Over the past few months, dozens have shared their stories and suspicions on social media of credit card skimmers at their neighborhood pumps.
Some even numbered themselves as victims on a Facebook thread.
“My wife had said to be careful,” Rancho Bernardo resident Peter Califano told NBC 7. “I don’t know why I thought I wouldn’t get hit by it.”
Califano said not long after filling up at a 76 gas station last week on Rancho Bernardo Road, he noticed additional charges to his account: $99 in Ontario, California and $100 in Anaheim.
“I’ve never been to Ontario in my entire life and I haven’t been to Anaheim in a while,” said Califano.
The manager of that 76 declined to comment to NBC 7 and referred us to its parent company, United Pacific, who did not return our calls.
Law enforcement could not confirm if any skimming devices discovered in the area.
The San Diego County Sheriff’s Department said their Poway station and 4S Ranch substation hadn’t reported any skimming incidents, before saying the specific area is under San Diego Police jurisdiction.
The San Diego Police Department also couldn’t confirm any card skimming incidents in the area, but said the San Diego Regional Fraud Task Force -- of which the U.S. Secret Service is a part -- usually handles these types of crimes.
Jim Anderson, Special Agent in Charge with the San Diego Secret Service Field Office, said his agents could not confirm reports of skimming devices found at that 76 or others in the area.
But experts say make no mistake, skimming is happening.
“All the time, it happens everywhere,” explained Todd Lane, President of California Coast Credit Union.

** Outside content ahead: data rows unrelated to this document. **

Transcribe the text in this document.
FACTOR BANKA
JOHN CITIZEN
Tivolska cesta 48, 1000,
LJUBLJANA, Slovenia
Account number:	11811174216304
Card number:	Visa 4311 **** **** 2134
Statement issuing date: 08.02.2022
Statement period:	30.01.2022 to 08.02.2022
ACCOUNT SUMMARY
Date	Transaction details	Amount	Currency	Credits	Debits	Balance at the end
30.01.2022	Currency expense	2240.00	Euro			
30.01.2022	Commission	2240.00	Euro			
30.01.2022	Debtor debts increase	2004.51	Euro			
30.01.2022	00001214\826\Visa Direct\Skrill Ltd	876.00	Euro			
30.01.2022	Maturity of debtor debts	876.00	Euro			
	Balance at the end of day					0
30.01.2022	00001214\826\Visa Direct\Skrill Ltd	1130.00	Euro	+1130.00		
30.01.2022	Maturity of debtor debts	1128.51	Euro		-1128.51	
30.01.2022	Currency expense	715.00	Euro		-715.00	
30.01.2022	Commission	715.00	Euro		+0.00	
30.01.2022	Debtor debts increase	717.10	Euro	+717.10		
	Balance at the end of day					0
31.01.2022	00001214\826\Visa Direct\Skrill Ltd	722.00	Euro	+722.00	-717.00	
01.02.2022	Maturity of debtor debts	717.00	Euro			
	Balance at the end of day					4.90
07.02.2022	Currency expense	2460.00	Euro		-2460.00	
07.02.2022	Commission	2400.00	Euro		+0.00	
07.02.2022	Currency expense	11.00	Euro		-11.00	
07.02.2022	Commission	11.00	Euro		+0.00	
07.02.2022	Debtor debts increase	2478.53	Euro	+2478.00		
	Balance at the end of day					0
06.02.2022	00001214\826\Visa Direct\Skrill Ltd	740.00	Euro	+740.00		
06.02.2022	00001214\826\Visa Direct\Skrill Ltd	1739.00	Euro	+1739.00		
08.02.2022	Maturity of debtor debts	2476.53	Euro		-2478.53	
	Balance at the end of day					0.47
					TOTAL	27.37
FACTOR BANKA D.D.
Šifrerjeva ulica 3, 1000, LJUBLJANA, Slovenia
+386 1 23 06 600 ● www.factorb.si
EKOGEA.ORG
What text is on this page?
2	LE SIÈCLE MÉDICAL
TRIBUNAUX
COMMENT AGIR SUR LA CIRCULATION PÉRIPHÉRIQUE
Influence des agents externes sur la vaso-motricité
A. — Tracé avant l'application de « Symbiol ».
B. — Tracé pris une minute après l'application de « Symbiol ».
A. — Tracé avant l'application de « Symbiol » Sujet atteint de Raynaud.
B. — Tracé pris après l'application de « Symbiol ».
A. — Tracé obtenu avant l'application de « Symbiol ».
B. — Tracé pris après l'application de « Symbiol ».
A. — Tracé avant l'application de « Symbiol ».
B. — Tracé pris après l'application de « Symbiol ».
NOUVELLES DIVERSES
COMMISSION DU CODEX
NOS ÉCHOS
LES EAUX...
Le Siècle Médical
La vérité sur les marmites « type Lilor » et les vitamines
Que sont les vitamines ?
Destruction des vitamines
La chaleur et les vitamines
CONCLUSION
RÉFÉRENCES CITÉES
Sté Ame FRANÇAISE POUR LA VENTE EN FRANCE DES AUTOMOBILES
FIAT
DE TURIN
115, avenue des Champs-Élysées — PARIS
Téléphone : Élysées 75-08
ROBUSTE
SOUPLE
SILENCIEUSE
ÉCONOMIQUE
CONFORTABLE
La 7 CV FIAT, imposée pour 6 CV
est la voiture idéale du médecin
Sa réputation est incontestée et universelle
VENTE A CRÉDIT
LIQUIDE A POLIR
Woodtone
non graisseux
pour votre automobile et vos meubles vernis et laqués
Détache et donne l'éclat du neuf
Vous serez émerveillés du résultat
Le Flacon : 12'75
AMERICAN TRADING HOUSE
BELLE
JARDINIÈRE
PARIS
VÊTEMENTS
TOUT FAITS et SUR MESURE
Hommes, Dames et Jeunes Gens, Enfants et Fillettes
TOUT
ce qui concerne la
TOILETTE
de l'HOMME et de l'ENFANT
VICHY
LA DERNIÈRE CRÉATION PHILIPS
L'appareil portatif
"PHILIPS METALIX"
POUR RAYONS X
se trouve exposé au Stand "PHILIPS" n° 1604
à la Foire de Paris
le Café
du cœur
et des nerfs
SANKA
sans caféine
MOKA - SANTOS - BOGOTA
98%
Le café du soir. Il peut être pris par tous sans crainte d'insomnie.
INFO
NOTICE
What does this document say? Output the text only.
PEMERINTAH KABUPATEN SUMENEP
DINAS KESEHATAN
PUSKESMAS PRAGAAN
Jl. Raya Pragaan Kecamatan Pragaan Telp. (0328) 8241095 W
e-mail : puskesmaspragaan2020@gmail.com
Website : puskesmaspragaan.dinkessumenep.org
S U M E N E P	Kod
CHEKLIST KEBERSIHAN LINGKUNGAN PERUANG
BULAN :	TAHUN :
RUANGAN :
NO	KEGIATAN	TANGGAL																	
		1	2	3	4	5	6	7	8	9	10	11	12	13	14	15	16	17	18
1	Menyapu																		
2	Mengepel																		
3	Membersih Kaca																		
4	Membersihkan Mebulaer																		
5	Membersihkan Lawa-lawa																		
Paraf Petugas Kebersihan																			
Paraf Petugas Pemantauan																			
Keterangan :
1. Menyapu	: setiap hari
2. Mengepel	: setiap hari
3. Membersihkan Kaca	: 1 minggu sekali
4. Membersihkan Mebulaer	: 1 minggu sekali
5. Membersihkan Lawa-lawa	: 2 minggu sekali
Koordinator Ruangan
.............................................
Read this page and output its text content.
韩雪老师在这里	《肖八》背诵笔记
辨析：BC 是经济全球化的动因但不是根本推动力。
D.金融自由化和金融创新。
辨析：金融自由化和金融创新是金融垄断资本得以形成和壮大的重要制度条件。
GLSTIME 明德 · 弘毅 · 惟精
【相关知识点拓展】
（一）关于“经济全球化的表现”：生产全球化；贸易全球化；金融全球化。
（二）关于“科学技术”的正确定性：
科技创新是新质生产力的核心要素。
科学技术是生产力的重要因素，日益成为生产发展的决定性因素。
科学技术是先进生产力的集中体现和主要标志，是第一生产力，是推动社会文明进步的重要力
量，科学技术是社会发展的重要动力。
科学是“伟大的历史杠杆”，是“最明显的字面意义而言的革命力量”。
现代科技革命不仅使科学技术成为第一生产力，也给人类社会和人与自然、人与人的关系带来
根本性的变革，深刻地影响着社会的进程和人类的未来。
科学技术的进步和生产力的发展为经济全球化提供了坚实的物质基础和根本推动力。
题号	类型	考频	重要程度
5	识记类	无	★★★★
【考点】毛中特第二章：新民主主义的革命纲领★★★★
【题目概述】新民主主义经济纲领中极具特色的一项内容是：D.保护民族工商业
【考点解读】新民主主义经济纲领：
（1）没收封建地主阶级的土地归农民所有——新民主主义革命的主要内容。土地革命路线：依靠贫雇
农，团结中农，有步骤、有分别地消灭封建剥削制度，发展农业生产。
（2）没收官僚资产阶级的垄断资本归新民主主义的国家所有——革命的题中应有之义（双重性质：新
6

Lane says he hears it from his customers constantly and he points out skimmers are getting more and more sophisticated.
“They’re putting devices that go inside where you slide your card, and they’re very small, they’re home made,” he said.
Lane added the skimmers usually collect data from a card’s magnetic strip rather than a harder-to-crack chip, and most gas pumps only read the strips.
“When I got to a gas station, I always go inside and pay. I never pay at the pump. I know it’s inconvenient, but if you want to protect your data and your money, that’s the place to go,” he said.
Lane also advises consumers to be aware of their surroundings, hide their pins from potential hidden cameras, and if necessary, pay with cash.